Diz-se que as origens dos Jogos Olímpicos estão na Grécia, há cerca de 2500 anos, nas primeiras competições entre atletas, em Olímpia, feitas em honra de Zeus, pai de todos os deuses gregos. Nessa altura, as mulheres não eram consideradas cidadãs e, por isso, já seria expectável que não participassem neste tipo de atividades. Depois de séculos sem estes jogos acontecerem, em 1894 formou-se o Comité Olímpico Internacional e dois anos depois Atenas recebeu a primeira edição dos Jogos Olímpicos mais próximos do formato que conhecemos hoje. Só em 1900, em Paris, as mulheres puderam competir pela primeira vez, e apenas em cinco desportos: ténis, croquet, equitação e golfe. Em 997 atletas, 20 eram mulheres. 

Na exposição virtual Women in the Olympics, no National Women’s History Museum, houve uma fotografia que me fez parar. Está datada de 1908 e mostra Katharine Harley a jogar golfe com um vestido comprido e um chapéu de aba larga, numa aparência que qualquer mulher da sua época, e que fosse de uma classe elevada, podia ter. Até aos loucos anos 20 mostrar os tornozelos era um ultraje e, por isso, Harley estava certamente vestida conforme as expectativas sociais do que era ser-se mulher numa sociedade patriarcal. Não sei se estaria confortável, talvez até estivesse, mas não me parece que praticar desporto com uma roupa-quase-de-gala fosse tão confortável assim.
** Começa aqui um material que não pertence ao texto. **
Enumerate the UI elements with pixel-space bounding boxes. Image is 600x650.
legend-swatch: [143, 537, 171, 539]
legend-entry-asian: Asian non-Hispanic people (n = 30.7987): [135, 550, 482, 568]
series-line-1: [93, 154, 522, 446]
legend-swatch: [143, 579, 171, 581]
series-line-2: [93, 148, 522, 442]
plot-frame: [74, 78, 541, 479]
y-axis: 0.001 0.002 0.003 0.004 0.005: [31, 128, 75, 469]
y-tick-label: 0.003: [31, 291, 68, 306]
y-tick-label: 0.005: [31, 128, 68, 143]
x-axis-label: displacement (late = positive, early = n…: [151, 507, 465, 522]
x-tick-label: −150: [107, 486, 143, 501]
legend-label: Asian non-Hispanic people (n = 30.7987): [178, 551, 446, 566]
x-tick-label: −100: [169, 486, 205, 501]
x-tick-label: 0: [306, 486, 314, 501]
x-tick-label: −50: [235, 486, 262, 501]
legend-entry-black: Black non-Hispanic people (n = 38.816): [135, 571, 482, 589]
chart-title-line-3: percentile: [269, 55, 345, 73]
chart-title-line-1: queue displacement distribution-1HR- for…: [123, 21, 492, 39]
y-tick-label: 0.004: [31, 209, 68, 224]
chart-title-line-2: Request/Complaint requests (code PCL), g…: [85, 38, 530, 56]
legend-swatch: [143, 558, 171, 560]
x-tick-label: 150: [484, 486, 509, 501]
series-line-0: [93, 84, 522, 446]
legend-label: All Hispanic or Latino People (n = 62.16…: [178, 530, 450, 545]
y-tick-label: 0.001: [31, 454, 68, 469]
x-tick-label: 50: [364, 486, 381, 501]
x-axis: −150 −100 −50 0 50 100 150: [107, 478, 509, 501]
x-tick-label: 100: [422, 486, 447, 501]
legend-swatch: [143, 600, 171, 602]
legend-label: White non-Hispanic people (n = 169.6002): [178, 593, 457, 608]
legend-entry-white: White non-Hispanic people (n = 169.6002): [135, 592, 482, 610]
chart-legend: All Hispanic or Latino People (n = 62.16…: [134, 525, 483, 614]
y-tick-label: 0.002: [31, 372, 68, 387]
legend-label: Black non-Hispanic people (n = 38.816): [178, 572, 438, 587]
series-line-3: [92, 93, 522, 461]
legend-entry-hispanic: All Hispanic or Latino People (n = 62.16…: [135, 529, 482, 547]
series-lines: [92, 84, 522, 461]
No meio da dúvida, fica uma certeza: aos olhos da sociedade ocidental da época, não havia nada de errado ali. 

Ainda antes dos Jogos Olímpicos deste ano, a decisão da equipa feminina de andebol da Noruega face a um regulamento controverso trouxe um tema que viria a ser levantado também em Tóquio, e que de certa forma se relaciona com Katherine Harley e com todas as mulheres desportistas. Decidiram não usar o seu equipamento habitual, o já consensualmente aceite, um biquíni, e trocaram-no por uns calções. Esta decisão surgiu porque se sentiam desconfortáveis ao ter partes do seu corpo tão expostas — o que não acontece na versão masculina do equipamento — e cada jogadora foi multada num valor de 150€ por incumprimento das normas. De facto, o regulamento da entidade que gere o circuito internacional é bastante claro: “as jogadoras são obrigadas a jogar sempre de biquíni e estão proibidas que a parte de baixo do equipamento cubra mais de 10 centímetros da parte superior das pernas para que haja ‘atratividade’ e mais patrocínios”, como lembrou na altura do acontecimento o Jornal de Notícias. 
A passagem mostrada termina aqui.